There is no doubt that teaching English as a foreign language is a dreamy job. You basically get paid to spend your days hanging out with some cool people, playing games and having a fat chat. Ok, so there might be a bit of paperwork involved and some planning, preparation and marking, but other than that it’s really just a whole lot of fun and games.

Just kidding! To be honest, though it most definitely has its perks, being a TEFL teacher is a job, so you will experience difficulties and challenges just as you would with any other job. The difference is that as an EFL teacher these difficulties will be in the classroom rather than the boardroom. Here are three of the most common problems EFL teachers face in the classroom.

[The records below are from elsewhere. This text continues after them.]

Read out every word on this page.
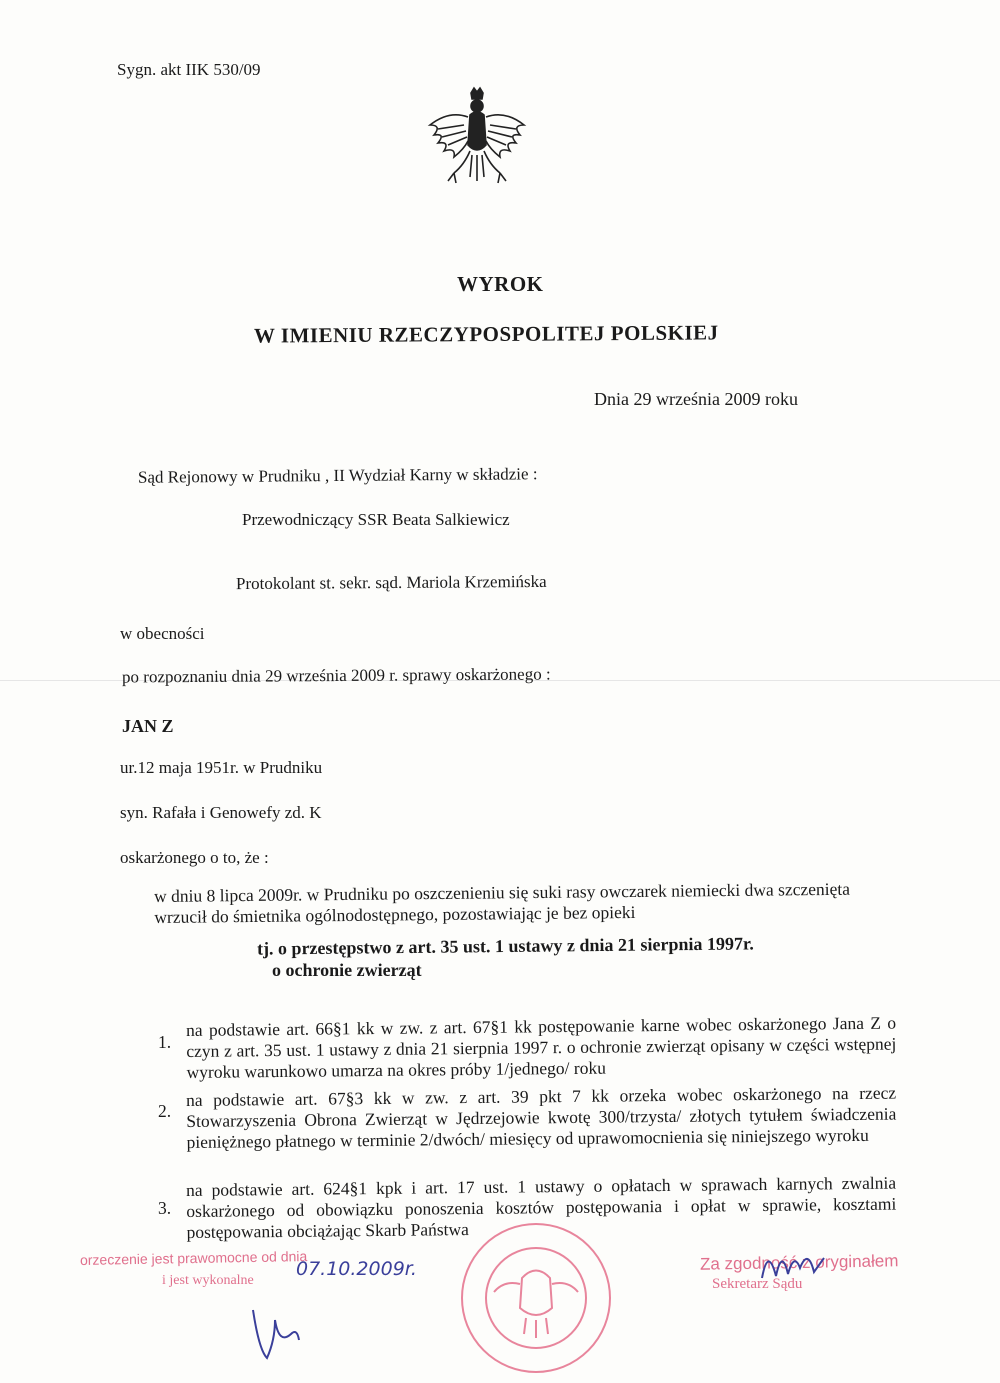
Sygn. akt IIK 530/09
WYROK
W IMIENIU RZECZYPOSPOLITEJ POLSKIEJ
Dnia 29 września 2009 roku
Sąd Rejonowy w Prudniku , II Wydział Karny w składzie :
Przewodniczący SSR Beata Salkiewicz
Protokolant st. sekr. sąd. Mariola Krzemińska
w obecności
po rozpoznaniu dnia 29 września 2009 r. sprawy oskarżonego :
JAN Z
ur.12 maja 1951r. w Prudniku
syn. Rafała i Genowefy zd. K
oskarżonego o to, że :
w dniu 8 lipca 2009r. w Prudniku po oszczenieniu się suki rasy owczarek niemiecki dwa szczenięta wrzucił do śmietnika ogólnodostępnego, pozostawiając je bez opieki
tj. o przestępstwo z art. 35 ust. 1 ustawy z dnia 21 sierpnia 1997r.
o ochronie zwierząt
1.
na podstawie art. 66§1 kk w zw. z art. 67§1 kk postępowanie karne wobec oskarżonego Jana Z o czyn z art. 35 ust. 1 ustawy z dnia 21 sierpnia 1997 r. o ochronie zwierząt opisany w części wstępnej wyroku warunkowo umarza na okres próby 1/jednego/ roku
2.
na podstawie art. 67§3 kk w zw. z art. 39 pkt 7 kk orzeka wobec oskarżonego na rzecz Stowarzyszenia Obrona Zwierząt w Jędrzejowie kwotę 300/trzysta/ złotych tytułem świadczenia pieniężnego płatnego w terminie 2/dwóch/ miesięcy od uprawomocnienia się niniejszego wyroku
3.
na podstawie art. 624§1 kpk i art. 17 ust. 1 ustawy o opłatach w sprawach karnych zwalnia oskarżonego od obowiązku ponoszenia kosztów postępowania i opłat w sprawie, kosztami postępowania obciążając Skarb Państwa
orzeczenie jest prawomocne od dnia
i jest wykonalne
07.10.2009r.	Za zgodność z oryginałem
Sekretarz Sądu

So much to plan, such little time

In the beginning it will feel like you are planning more than you are teaching because it will take you ages to plan even a 30-minute lesson. This may seem like a waste of time and energy but it is most certainly necessary in order to be able to carry out engaging and effective lessons. Don’t let this dishearten you; be comforted knowing that planning takes a long time for all of us when we start but it’ll get quicker over time.  Once you have done it a few times, you will get the hang of it and will soon be able to plan a lesson in record time.

Too much time in class

At the same time, no matter how much you plan there is always the chance you will have an extra five or ten minutes in your lesson which you haven’t planned for. Don’t panic, this is not uncommon. To make sure you utilise that time appropriately, have a bunch of quick activities up your sleeve for just such occasions. Revision games work especially well in these circumstances.

Mixed levels in one class

Though your class may be a Pre-Intermediate or an Advanced class by name, chances are there will be some students in your class who are not the exact level of the other students. Perhaps they are a bit lower or a bit higher in their level of English. There is not much you can do in these cases (besides moving them out of your class if possible) but if you find yourselves in this situation you will need to cater for all your students’ needs. How you can do this if your students are at differing levels is to pair up stronger and weaker students, have extra activities for the stronger students or have alternative materials for the lower students.

As a teacher you need to be prepared for any situation, but these three seem to be the most common problematic scenarios. As with anything in TEFL, if you are prepared, mentally and otherwise, then they won’t be as destructive as they could have been.